Further, the spiritual life is rarely seen as allowing the Holy Spirit to rule and guide one’s heart, mind, and will by the use of demanding gospel disciplines, but as cultivating an inner journey into the depths of one’s own soul to find one’s own spirit and feel its connection with an affirming and encouraging God. The latter journey is pleasant and soothing, while the former is demanding and painful because there is always sin to be discovered and mortified.

In Christendom, freedom was seen as liberation from one’s selfish and disordered passions in order to love God and neighbor. Now freedom is usually seen as liberation from this-worldly oppressors by using one’s (unsanctified) passions. For example, even conservative people will proclaim liberation not from one’s bondage to sin but from “low self-esteem,” the answer to which is the assertion of their will against the wills of others.

The worship of Almighty God—often called “celebration”—is now placed at the same level as every other activity. No one looks up or kneels or bows. All look at each other, for God is to be found primarily in other people. The highlight of many services seems to be the passing of the peace.

People wear jeans at home and at the ballpark and they wear jeans to engage in worship. They save their best clothing for dinner parties and other this-worldly activities. In many churches, the only people who dress up for worship are those in the choir, who put on a special uniform to present worship as a form of theater and a show: They give a musical presentation to the congregation, which is casually dressed for the performance. Apparently now to be casual is to be spiritual.

Accommodated Religion

Of course there are always notable exceptions, but in general where religion still thrives in the West (particularly in the competitive religious supermarket of the United States) it has accommodated itself to a large degree to the individualism, subjectivity, personal autonomy, permissiveness, casualness, materialism, and pragmatism of what we call postmodernity.

It is very different from the religion of Christendom. It is very different indeed from the religion of the Protestants and Catholics of the seventeenth century, for whom God was the very center and substance of all life and things and possibilities. And it is very different even from the religion that was found in the height of modernity in the mid-nineteenth century, which still looked to God and believed he was leading them forward, and which still had a sense of public duty and responsibility as well as personal discipline.

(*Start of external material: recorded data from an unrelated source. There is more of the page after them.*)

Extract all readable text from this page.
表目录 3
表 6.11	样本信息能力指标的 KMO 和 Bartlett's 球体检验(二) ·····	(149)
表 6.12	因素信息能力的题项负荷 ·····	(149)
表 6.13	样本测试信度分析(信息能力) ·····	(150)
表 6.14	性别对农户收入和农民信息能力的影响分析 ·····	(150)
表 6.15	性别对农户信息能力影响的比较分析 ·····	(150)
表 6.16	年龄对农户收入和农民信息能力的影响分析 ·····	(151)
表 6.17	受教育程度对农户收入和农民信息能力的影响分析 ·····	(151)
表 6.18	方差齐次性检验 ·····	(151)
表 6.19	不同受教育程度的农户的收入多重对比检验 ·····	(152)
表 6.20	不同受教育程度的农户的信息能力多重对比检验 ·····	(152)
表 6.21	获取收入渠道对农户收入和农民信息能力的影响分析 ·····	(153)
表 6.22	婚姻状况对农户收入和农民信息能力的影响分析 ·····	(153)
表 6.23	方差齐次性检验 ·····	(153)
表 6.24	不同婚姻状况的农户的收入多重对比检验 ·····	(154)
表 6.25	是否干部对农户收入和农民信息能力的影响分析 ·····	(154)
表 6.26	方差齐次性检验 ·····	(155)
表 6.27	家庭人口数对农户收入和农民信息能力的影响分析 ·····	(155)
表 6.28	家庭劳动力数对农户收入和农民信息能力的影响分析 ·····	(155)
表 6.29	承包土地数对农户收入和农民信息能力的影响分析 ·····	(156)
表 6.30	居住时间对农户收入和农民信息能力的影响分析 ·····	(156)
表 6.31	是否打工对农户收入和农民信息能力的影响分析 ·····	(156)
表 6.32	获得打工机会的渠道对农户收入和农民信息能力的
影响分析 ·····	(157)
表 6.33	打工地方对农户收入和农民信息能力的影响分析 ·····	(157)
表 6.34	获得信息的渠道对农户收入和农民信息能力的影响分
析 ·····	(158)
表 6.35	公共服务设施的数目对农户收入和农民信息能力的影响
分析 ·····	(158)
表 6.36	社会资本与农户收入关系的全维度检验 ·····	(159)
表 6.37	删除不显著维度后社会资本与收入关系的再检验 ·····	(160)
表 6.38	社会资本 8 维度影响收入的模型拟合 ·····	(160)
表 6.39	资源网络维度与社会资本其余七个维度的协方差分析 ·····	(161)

We cannot return to Christendom. We cannot return to modernity. We live in a postmodern society and cannot escape. But for Christians that condition only defines the world in which we must live out our faith. It does not (as liberal Christians believe) determine for us what that faith is. If postmodernity is blind to the truth, we can still learn from earlier times what in fact is the truth of godliness and how we can be God-fearing people.

We can, for example, try to worship with rites not affected by postmodernity. One advantage in using a classic or traditional Liturgy—such as the Book of Common Prayer (in the 1662 or 1928 version), the Tridentine Mass, or the Liturgy of St. John Chrysostom—is that it offers the worshiper a content and language so different from the religion of the day that it may shock him into questioning the modern values. They are to postmodernity a sign of contradiction.

In these Liturgies—much more so than in the contemporary Liturgies—is found the substance that inspired people in Christendom to love God and that caused them to lift up their eyes unto the Lord of all being. Of course to use one of these Liturgies means much more than merely admiring it: To use it means adopting its doctrine and discipline and entering fully into its presentation of the worship of the Holy Trinity, who is just as much the Father, the Son, and the Holy Spirit today as in the days of Christendom.